Charlie «Bird» Parker, 5

Para Sue Fletcher, con gratitud y afecto

Primera parte

Nadie puede conocer el origen del mal si no

ha comprendido la verdad sobre el llamado

Demonio y sus ángeles.

Orígenes (186-255)

Prólogo

Entre guirnaldas de fuego cayeron los ángeles rebeldes.

Y en su descenso, mientras se precipitaban vertiginosamente en el vacío, padecieron un suplicio semejante al de quienes acaban de perder la vista, ya que de la misma manera que la oscuridad es más atroz para quienes han conocido la luz, la privación de la gracia causa un sufrimiento más profundo en quienes antes conocieron su calor. Los ángeles, en su tormento, se lamentaron a grito herido, y al arder llevaron por vez primera la claridad a las tinieblas. Entre ellos, los inferiores buscaron refugio en las profundidades, y allí crearon un mundo propio donde morar.

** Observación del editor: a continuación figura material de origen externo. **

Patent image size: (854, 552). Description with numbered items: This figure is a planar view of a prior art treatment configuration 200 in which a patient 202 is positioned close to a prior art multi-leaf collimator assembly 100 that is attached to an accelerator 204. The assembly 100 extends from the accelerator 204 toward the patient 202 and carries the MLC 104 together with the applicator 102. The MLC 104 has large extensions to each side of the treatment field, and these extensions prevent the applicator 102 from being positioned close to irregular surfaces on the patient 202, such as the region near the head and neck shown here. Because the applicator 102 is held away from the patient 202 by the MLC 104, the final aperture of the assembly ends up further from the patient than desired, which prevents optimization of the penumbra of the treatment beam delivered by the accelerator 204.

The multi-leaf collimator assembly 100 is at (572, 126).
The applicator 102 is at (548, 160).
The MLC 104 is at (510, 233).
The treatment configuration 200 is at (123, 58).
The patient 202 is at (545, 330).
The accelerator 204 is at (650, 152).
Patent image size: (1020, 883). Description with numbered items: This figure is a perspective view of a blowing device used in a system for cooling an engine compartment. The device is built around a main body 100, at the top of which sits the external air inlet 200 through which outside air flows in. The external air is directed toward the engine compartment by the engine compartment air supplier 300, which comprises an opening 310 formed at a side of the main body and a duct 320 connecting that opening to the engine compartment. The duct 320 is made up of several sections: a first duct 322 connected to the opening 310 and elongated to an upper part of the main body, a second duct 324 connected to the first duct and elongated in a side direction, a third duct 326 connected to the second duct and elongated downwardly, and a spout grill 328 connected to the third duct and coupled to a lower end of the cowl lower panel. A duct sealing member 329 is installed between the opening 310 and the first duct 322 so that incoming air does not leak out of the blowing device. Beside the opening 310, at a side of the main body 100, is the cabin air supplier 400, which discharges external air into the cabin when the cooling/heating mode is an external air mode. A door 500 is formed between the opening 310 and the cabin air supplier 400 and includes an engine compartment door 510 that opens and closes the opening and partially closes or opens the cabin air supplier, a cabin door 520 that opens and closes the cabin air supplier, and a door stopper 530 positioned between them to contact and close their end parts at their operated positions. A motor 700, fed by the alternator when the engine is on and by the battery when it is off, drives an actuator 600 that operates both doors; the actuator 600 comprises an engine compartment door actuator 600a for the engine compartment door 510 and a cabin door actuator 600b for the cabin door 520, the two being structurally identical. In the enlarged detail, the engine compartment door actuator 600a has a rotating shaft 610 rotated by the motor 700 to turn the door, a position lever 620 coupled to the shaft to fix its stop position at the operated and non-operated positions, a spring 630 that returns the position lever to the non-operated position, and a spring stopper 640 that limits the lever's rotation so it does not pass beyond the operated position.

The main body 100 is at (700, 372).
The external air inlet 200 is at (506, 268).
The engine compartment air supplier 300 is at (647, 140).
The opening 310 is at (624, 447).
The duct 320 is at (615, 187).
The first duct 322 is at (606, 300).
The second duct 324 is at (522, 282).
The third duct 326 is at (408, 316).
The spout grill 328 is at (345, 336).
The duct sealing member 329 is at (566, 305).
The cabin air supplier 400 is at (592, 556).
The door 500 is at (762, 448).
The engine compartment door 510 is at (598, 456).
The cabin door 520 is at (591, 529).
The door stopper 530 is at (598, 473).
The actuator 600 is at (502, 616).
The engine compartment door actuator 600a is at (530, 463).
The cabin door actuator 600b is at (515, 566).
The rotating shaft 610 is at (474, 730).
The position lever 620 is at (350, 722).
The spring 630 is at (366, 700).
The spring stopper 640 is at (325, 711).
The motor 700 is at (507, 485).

El último ángel miró al cielo mientras caía y vio todo lo que se le negaría eternamente, y tan horrenda fue para él aquella visión que se le quedó grabada a fuego en los ojos. Y así, a la par que los cielos se cerraban sobre él, le fue otorgado el privilegio de ver cómo desaparecía el rostro de Dios entre nubarrones grises, y la belleza y la aflicción de esa imagen quedaron inscritas para siempre en su memoria y en su mirada. Condenado a deambular por los siglos de los siglos como un proscrito, lo rehuyeron incluso los de su misma naturaleza, pues ¿qué mayor angustia podría existir para ellos que ver cómo, cada vez que lo miraban a los ojos, la imagen de Dios se estremecía en la negrura de sus pupilas?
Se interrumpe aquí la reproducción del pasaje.